Second, it separates the act of detection and clustering from that of labeling. A well-architected system can allow facial clustering to operate at a similarity level while preventing the assignment of a real-world name unless a valid consent record exists. This separation between clustering and identity enrollment preserves much of the findability value that marketing and communications teams rely upon, while materially reducing the risk associated with unauthorized identification.
Third, it operationalizes revocation and retention. Consent under GDPR must be as easy to withdraw as it is to give. Biometric statutes in the United States require destruction once the initial purpose has been satisfied. An auditable portal must therefore trigger automatic removal of identity labels and, where required, deletion of associated templates when consent is withdrawn or expires. Manual processes are rarely sufficient at scale.

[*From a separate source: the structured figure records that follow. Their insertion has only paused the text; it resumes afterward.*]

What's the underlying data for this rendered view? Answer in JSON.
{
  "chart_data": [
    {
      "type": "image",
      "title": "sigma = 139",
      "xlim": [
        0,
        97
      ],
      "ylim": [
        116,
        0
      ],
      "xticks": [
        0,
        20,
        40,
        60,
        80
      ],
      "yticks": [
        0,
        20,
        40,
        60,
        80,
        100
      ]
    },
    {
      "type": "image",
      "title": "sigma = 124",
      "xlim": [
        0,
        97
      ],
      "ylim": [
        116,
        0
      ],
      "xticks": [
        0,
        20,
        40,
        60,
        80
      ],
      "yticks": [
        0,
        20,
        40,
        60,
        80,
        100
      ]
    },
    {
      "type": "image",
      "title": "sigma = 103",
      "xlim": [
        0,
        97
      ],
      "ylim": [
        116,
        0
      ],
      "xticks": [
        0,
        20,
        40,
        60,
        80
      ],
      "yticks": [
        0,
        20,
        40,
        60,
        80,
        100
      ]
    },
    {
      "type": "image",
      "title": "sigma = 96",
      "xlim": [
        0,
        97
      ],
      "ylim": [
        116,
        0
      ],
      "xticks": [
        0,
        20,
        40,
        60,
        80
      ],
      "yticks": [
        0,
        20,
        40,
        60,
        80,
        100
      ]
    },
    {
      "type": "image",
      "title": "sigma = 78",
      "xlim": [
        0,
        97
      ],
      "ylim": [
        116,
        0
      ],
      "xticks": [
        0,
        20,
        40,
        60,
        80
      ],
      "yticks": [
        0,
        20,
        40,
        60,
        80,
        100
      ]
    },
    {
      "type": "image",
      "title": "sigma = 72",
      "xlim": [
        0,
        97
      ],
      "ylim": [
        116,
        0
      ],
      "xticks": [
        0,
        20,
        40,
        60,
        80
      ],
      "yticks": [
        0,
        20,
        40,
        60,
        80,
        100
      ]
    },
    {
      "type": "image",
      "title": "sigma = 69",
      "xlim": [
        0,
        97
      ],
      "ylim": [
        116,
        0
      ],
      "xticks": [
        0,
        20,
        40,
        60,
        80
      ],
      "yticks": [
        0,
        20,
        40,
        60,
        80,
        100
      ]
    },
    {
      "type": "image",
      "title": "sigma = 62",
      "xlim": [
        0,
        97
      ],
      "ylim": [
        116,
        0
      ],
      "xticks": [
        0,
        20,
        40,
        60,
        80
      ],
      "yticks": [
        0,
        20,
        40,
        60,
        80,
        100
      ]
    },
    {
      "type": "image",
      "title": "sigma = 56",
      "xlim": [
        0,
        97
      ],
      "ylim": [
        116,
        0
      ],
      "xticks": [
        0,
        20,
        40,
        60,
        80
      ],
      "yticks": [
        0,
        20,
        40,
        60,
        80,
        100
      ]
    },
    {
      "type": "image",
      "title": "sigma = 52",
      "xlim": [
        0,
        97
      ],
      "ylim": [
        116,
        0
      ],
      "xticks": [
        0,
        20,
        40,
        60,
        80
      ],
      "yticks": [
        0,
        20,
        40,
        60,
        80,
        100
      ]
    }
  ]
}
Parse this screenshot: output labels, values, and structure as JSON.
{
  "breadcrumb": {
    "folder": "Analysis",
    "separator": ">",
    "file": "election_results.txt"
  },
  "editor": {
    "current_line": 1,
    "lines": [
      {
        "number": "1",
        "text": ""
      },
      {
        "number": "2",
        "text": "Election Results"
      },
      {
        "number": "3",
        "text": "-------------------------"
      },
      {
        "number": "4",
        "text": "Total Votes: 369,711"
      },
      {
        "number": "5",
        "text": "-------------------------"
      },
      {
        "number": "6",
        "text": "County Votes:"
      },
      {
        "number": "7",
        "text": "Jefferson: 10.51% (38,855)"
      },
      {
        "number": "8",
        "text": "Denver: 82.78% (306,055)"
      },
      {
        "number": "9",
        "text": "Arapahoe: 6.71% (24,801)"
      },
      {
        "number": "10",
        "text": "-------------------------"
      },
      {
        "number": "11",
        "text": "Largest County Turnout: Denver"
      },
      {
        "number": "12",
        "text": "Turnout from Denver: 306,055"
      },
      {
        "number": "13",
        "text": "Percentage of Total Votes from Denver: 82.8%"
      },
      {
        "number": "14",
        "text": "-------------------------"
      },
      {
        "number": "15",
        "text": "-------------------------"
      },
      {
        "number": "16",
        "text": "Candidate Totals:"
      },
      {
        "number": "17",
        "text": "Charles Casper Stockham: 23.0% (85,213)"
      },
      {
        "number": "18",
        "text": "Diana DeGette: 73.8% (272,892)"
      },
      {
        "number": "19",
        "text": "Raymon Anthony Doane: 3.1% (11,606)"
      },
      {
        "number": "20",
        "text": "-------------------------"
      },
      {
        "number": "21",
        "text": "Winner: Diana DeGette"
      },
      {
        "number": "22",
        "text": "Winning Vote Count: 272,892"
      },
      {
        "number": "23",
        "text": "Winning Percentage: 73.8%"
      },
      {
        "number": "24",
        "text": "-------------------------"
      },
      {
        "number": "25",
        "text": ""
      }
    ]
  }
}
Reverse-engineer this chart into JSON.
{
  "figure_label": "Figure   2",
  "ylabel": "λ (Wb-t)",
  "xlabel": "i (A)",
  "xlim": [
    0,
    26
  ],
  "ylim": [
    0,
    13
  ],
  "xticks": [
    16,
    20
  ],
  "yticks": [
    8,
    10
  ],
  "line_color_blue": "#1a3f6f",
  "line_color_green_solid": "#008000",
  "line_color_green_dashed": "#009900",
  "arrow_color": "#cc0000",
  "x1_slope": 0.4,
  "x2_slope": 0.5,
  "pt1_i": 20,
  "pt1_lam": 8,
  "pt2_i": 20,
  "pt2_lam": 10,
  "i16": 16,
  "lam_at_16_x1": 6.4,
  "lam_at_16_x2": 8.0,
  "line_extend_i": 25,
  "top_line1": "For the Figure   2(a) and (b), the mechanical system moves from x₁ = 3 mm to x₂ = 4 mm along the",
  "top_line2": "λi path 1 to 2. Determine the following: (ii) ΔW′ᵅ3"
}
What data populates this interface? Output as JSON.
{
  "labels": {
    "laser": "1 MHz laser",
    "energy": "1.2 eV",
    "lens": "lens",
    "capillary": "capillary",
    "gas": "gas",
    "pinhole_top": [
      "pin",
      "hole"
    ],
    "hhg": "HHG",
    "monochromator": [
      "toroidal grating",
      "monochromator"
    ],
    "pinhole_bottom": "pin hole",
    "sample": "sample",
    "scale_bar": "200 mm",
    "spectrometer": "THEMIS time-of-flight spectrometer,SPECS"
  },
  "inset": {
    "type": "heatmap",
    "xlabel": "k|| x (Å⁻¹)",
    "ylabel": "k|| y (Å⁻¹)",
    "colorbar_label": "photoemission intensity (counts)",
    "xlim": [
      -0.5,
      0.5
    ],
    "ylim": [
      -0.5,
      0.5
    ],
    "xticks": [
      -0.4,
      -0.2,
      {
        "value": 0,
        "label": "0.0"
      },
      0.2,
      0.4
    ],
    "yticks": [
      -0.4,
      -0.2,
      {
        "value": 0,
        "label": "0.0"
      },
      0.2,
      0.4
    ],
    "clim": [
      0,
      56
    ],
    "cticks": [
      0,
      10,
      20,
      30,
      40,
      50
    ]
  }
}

Fourth, it creates an evidentiary record. In the event of regulatory inquiry or litigation, the organization must be able to demonstrate when a template was created, under what authority, how long it was retained, and when it was deleted. Absent detailed logs and system-enforced controls, such representations are difficult to substantiate.
For procurement teams evaluating DAM vendors, the absence of these capabilities should be viewed as a material compliance gap rather than a feature omission.
Portraiteer as Consent-Centric Infrastructure
Portraiteer’s architecture is designed around the premise that biometric processing in event photography must be consent-governed from inception.
Rather than treating consent as an external form stored in a CRM or ticketing platform, Portraiteer integrates consent capture and template management. Clustering can occur without immediate identity enrollment. Name assignment is conditioned on the presence of a valid consent record. Revocation triggers system-level enforcement. Audit logs document each stage of the lifecycle.
This approach aligns operational efficiency with statutory requirements. Marketing teams retain rapid access to relevant images. Development teams can locate stakeholder appearances. Event organizers can provide curated galleries. At the same time, the system produces a defensible record demonstrating that biometric identifiers were processed pursuant to explicit authorization and in accordance with defined retention policies.
Compliance for the Next Generation of DAM
AI-enabled face tagging is not inherently unlawful, nor is it incompatible with teams hoping to use it to optimize event photo workflows. The critical issue is governance design.
A DAM platform that performs biometric identification without an auditable consent layer effectively converts a media library into an unmanaged biometric database. Conversely, a platform such as Portraiteer's that integrates consent binding, revocation controls, retention automation, and audit logging transforms biometric processing into a controlled, transparent function aligned with modern privacy expectations.
For organizations operating in multiple jurisdictions and managing thousands of event images annually, that distinction is no longer theoretical. It is central to operational resilience, insurability, and long-term solvency.
In the current enforcement climate, the defensible position is not that face tagging is internal, convenient, or industry-standard. The defensible position is that it is lawful, consent-based, and demonstrably governed.